The excerpt below is from an article originally published here on ForeignPolicy.com on Wednesday, November 21, 2012. I look forward to reading your comments.
One day before announcing Wednesday, Nov. 21’s cease-fire agreement, at a brief news conference prior to talks between U.S. Secretary of State Hillary Clinton and Israeli Prime Minister Benjamin Netanyahu, late on Tuesday night, the secretary announced that her itinerary included Ramallah and Cairo in addition to Jerusalem. The visit to Palestinian Authority President Mahmoud Abbas was a head-scratcher — given how marginal he was to the conflict raging in the Gaza Strip — as much as talk with Egyptian President Mohamed Morsy is a no-brainer. There also seemed to be a glaring omission from Clinton’s shuttle: Ankara.

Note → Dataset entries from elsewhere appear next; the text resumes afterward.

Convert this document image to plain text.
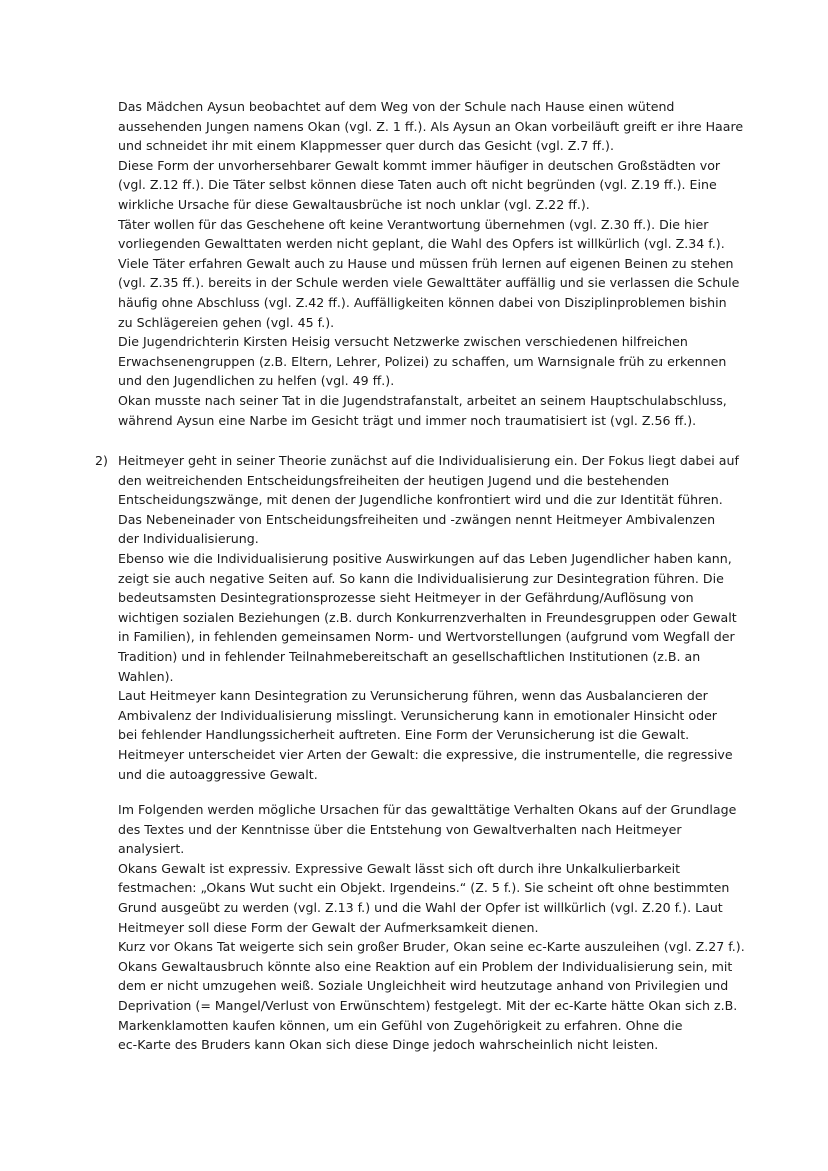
Das Mädchen Aysun beobachtet auf dem Weg von der Schule nach Hause einen wütend
aussehenden Jungen namens Okan (vgl. Z. 1 ff.). Als Aysun an Okan vorbeiläuft greift er ihre Haare
und schneidet ihr mit einem Klappmesser quer durch das Gesicht (vgl. Z.7 ff.).
Diese Form der unvorhersehbarer Gewalt kommt immer häufiger in deutschen Großstädten vor
(vgl. Z.12 ff.). Die Täter selbst können diese Taten auch oft nicht begründen (vgl. Z.19 ff.). Eine
wirkliche Ursache für diese Gewaltausbrüche ist noch unklar (vgl. Z.22 ff.).
Täter wollen für das Geschehene oft keine Verantwortung übernehmen (vgl. Z.30 ff.). Die hier
vorliegenden Gewalttaten werden nicht geplant, die Wahl des Opfers ist willkürlich (vgl. Z.34 f.).
Viele Täter erfahren Gewalt auch zu Hause und müssen früh lernen auf eigenen Beinen zu stehen
(vgl. Z.35 ff.). bereits in der Schule werden viele Gewalttäter auffällig und sie verlassen die Schule
häufig ohne Abschluss (vgl. Z.42 ff.). Auffälligkeiten können dabei von Disziplinproblemen bishin
zu Schlägereien gehen (vgl. 45 f.).
Die Jugendrichterin Kirsten Heisig versucht Netzwerke zwischen verschiedenen hilfreichen
Erwachsenengruppen (z.B. Eltern, Lehrer, Polizei) zu schaffen, um Warnsignale früh zu erkennen
und den Jugendlichen zu helfen (vgl. 49 ff.).
Okan musste nach seiner Tat in die Jugendstrafanstalt, arbeitet an seinem Hauptschulabschluss,
während Aysun eine Narbe im Gesicht trägt und immer noch traumatisiert ist (vgl. Z.56 ff.).
2) Heitmeyer geht in seiner Theorie zunächst auf die Individualisierung ein. Der Fokus liegt dabei auf
den weitreichenden Entscheidungsfreiheiten der heutigen Jugend und die bestehenden
Entscheidungszwänge, mit denen der Jugendliche konfrontiert wird und die zur Identität führen.
Das Nebeneinader von Entscheidungsfreiheiten und -zwängen nennt Heitmeyer Ambivalenzen
der Individualisierung.
Ebenso wie die Individualisierung positive Auswirkungen auf das Leben Jugendlicher haben kann,
zeigt sie auch negative Seiten auf. So kann die Individualisierung zur Desintegration führen. Die
bedeutsamsten Desintegrationsprozesse sieht Heitmeyer in der Gefährdung/Auflösung von
wichtigen sozialen Beziehungen (z.B. durch Konkurrenzverhalten in Freundesgruppen oder Gewalt
in Familien), in fehlenden gemeinsamen Norm- und Wertvorstellungen (aufgrund vom Wegfall der
Tradition) und in fehlender Teilnahmebereitschaft an gesellschaftlichen Institutionen (z.B. an
Wahlen).
Laut Heitmeyer kann Desintegration zu Verunsicherung führen, wenn das Ausbalancieren der
Ambivalenz der Individualisierung misslingt. Verunsicherung kann in emotionaler Hinsicht oder
bei fehlender Handlungssicherheit auftreten. Eine Form der Verunsicherung ist die Gewalt.
Heitmeyer unterscheidet vier Arten der Gewalt: die expressive, die instrumentelle, die regressive
und die autoaggressive Gewalt.
Im Folgenden werden mögliche Ursachen für das gewalttätige Verhalten Okans auf der Grundlage
des Textes und der Kenntnisse über die Entstehung von Gewaltverhalten nach Heitmeyer
analysiert.
Okans Gewalt ist expressiv. Expressive Gewalt lässt sich oft durch ihre Unkalkulierbarkeit
festmachen: „Okans Wut sucht ein Objekt. Irgendeins.“ (Z. 5 f.). Sie scheint oft ohne bestimmten
Grund ausgeübt zu werden (vgl. Z.13 f.) und die Wahl der Opfer ist willkürlich (vgl. Z.20 f.). Laut
Heitmeyer soll diese Form der Gewalt der Aufmerksamkeit dienen.
Kurz vor Okans Tat weigerte sich sein großer Bruder, Okan seine ec-Karte auszuleihen (vgl. Z.27 f.).
Okans Gewaltausbruch könnte also eine Reaktion auf ein Problem der Individualisierung sein, mit
dem er nicht umzugehen weiß. Soziale Ungleichheit wird heutzutage anhand von Privilegien und
Deprivation (= Mangel/Verlust von Erwünschtem) festgelegt. Mit der ec-Karte hätte Okan sich z.B.
Markenklamotten kaufen können, um ein Gefühl von Zugehörigkeit zu erfahren. Ohne die
ec-Karte des Bruders kann Okan sich diese Dinge jedoch wahrscheinlich nicht leisten.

This was a surprise only if one took all the hype about Turkey’s aspirations to be a regional power broker and problem solver seriously. For all of Turkey’s apparent assets, including its good relations with Hamas and the regional popularity of its prime minister, Recep Tayyip Erdogan, it is Egypt that was at the center of diplomatic efforts to find a formula for a cease-fire. As for poor Turkish Foreign Minister Ahmet Davutoglu, whose plane is usually first to land in a crisis zone, he was a bit player in this drama. His visit to Gaza on Tuesday seemed late, especially as it came five days after Morsy dispatched the Egyptian prime minister to Gaza to demonstrate his country’s solidarity with the Palestinian people. Observers have understood since Hosni Mubarak’s fall that Cairo would make a bid to re-establish its regional prestige, but no one knew it would be so fast, performed with such deftness, and at the definitive expense of Turkey — last year’s Middle East’s “it” country.